All female passengers whose title was "Miss" were classified as children - not adults - on the Tui flight after a software upgrade, a report said.

That meant that their average weight used for take-off calculations was lower than it should have been.

The difference could have had an impact on take-off thrust, but the report said flight operation was not compromised.

Take-off prep documents told the pilot that his Boeing 737 jet was 1,244kg lighter than it actually was after using 35kg as the average weight of the females involved rather than 69kg.

That "load sheet" is used to determine how much weight is safe, how the plane is balanced, and other important information for a safe flight within safety regulations.

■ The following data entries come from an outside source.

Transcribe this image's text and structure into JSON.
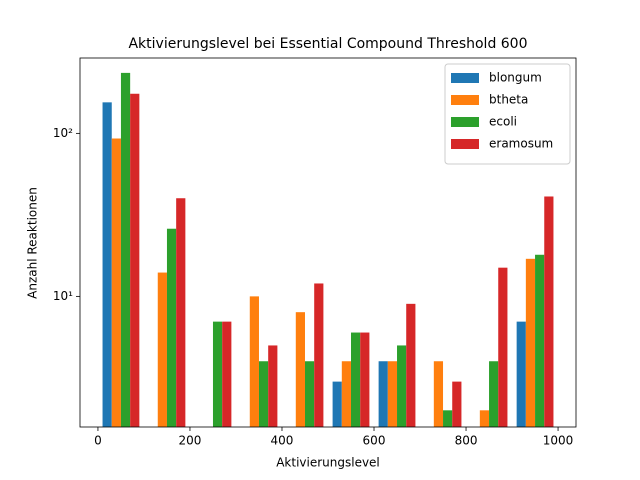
{
  "chart_data": {
    "type": "histogram",
    "title": "Aktivierungslevel bei Essential Compound Threshold 600",
    "xlabel": "Aktivierungslevel",
    "ylabel": "Anzahl Reaktionen",
    "bins": [
      0,
      100,
      200,
      300,
      400,
      500,
      600,
      700,
      800,
      900,
      1000
    ],
    "series": [
      {
        "name": "blongum",
        "color": "#1f77b4",
        "values": [
          155,
          0,
          0,
          0,
          0,
          3,
          4,
          0,
          0,
          7
        ]
      },
      {
        "name": "btheta",
        "color": "#ff7f0e",
        "values": [
          93,
          14,
          0,
          10,
          8,
          4,
          4,
          4,
          2,
          17
        ]
      },
      {
        "name": "ecoli",
        "color": "#2ca02c",
        "values": [
          235,
          26,
          7,
          4,
          4,
          6,
          5,
          2,
          4,
          18
        ]
      },
      {
        "name": "eramosum",
        "color": "#d62728",
        "values": [
          175,
          40,
          7,
          5,
          12,
          6,
          9,
          3,
          15,
          41
        ]
      }
    ],
    "xlim": [
      -39,
      1039
    ],
    "xticks": [
      0,
      200,
      400,
      600,
      800,
      1000
    ],
    "ylim": [
      1.58,
      290
    ],
    "yscale": "log",
    "yticks": [
      {
        "value": 10,
        "label": "10¹"
      },
      {
        "value": 100,
        "label": "10²"
      }
    ],
    "legend": "upper right"
  }
}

The AAIB report on the incident said the reservation system that produces the load sheet had been upgraded in the downtime caused by the coronavirus lockdown last year, when the airline suspended flights "for several months".

Safety officials said the problem was that the software had been programmed in a foreign country where "Miss" is used to refer to children, and "Ms" to adult women.

That simple language difference led to 38 adult women being considered "children" by the computer system - a difference which, when added to the rest of the passengers and cargo, led to the plane's calculated and actual weights differing by more than a tonne.

The flight was an early-morning departure from Birmingham International to Majorca, on 21 July 2020.

The Air Accidents Aviation Branch (AAIB) said that in this case, the difference in the calculation of take-off thrust was out by only 0.1% - so "the safe operation of the aircraft was not compromised".

Investigators said two other flights the same day also suffered from the same problem, but extra manual checks were immediately brought in to prevent the problem happening again.

And another upgrade of the computer system solved the problem.

media captionHow one airline is keeping its aircraft and staff ready to fly

In a statement, Tui said: "The health and safety of our customers and crew is always our primary concern. Following this isolated incident, we corrected a fault identified in our IT system.

"As stated in the report, the safe operation of the flight was not compromised."